Thans zal een traject bij Praktijk Irene Heim starten waarvoor de moeder in oktober 2022 een intakegesprek heeft gehad. De moeder dient [minderjarige] actief te stimuleren tot deelname aan dit traject en het hof heeft er onvoldoende vertrouwen in dat zij dat zal doen zonder het gedwongen kader van een ondertoezichtstelling. De verantwoordelijkheid voor het organiseren van hulp dient niet bij [minderjarige] zelf te worden gelegd, maar ligt bij de moeder. Het hof acht het daarom noodzakelijk dat [minderjarige] in ieder geval voor de duur van de gesprekken met Irene Heim onder toezicht gesteld blijft. Ervan uitgaande dat daarmee enige tijd gemoeid gaat, ziet het hof geen aanleiding om de verlenging van de ondertoezichtstelling in duur te beperken. De maatregel loopt thans tot 18 mei 2023 en niet aannemelijk is dat [minderjarige] voordien bovenstaand traject zal hebben afgerond.
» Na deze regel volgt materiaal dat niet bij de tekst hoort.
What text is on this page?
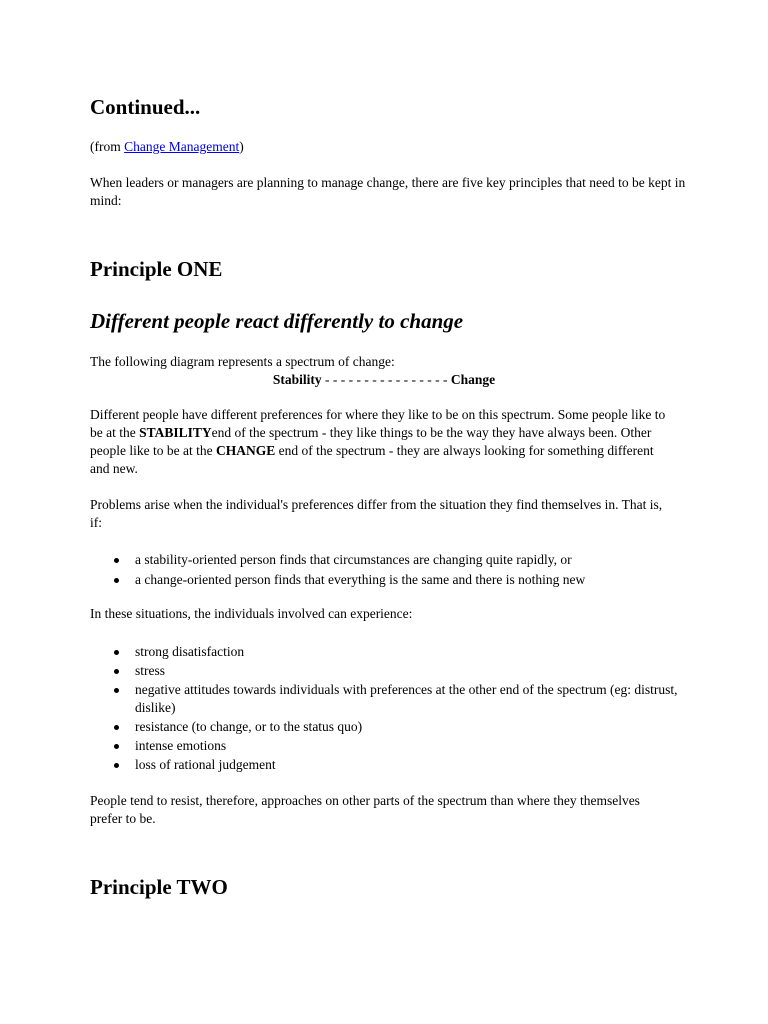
Continued...

(from Change Management)

When leaders or managers are planning to manage change, there are five key principles that need to be kept in mind:

Principle ONE
Different people react differently to change

The following diagram represents a spectrum of change:

Stability - - - - - - - - - - - - - - - - Change

Different people have different preferences for where they like to be on this spectrum. Some people like to be at the STABILITYend of the spectrum - they like things to be the way they have always been. Other people like to be at the CHANGE end of the spectrum - they are always looking for something different and new.

Problems arise when the individual's preferences differ from the situation they find themselves in. That is, if:

a stability-oriented person finds that circumstances are changing quite rapidly, or
a change-oriented person finds that everything is the same and there is nothing new

In these situations, the individuals involved can experience:

strong disatisfaction
stress
negative attitudes towards individuals with preferences at the other end of the spectrum (eg: distrust, dislike)
resistance (to change, or to the status quo)
intense emotions
loss of rational judgement

People tend to resist, therefore, approaches on other parts of the spectrum than where they themselves prefer to be.

Principle TWO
Gezien hetgeen hiervoor is overwogen, is het hof van oordeel dat nog aan de gronden van artikel 1:255 lid 1 BW wordt voldaan en dus zal het hof de beschikking waarvan beroep bekrachtigen.
5.7
Dit leidt tot de volgende beslissing.

6.De beslissing

Het hof:
bekrachtigt de beschikking waarvan beroep;
gelast de griffier krachtens het bepaalde in het Besluit gezagsregisters een afschrift van deze uitspraak toe te zenden aan de griffier van de rechtbank Noord-Holland (locatie Haarlem), afdeling civiel recht, team familie- en jeugdrecht ter attentie van het openbaar register.
Deze beschikking is gegeven door mr. A.V.T. de Bie, mr. G.W. Brands-Bottema en mr. M. Perfors, in tegenwoordigheid van mr. F.J.E. van Geijn als griffier en is op 27 december 2022 in het openbaar uitgesproken door de voorzitter.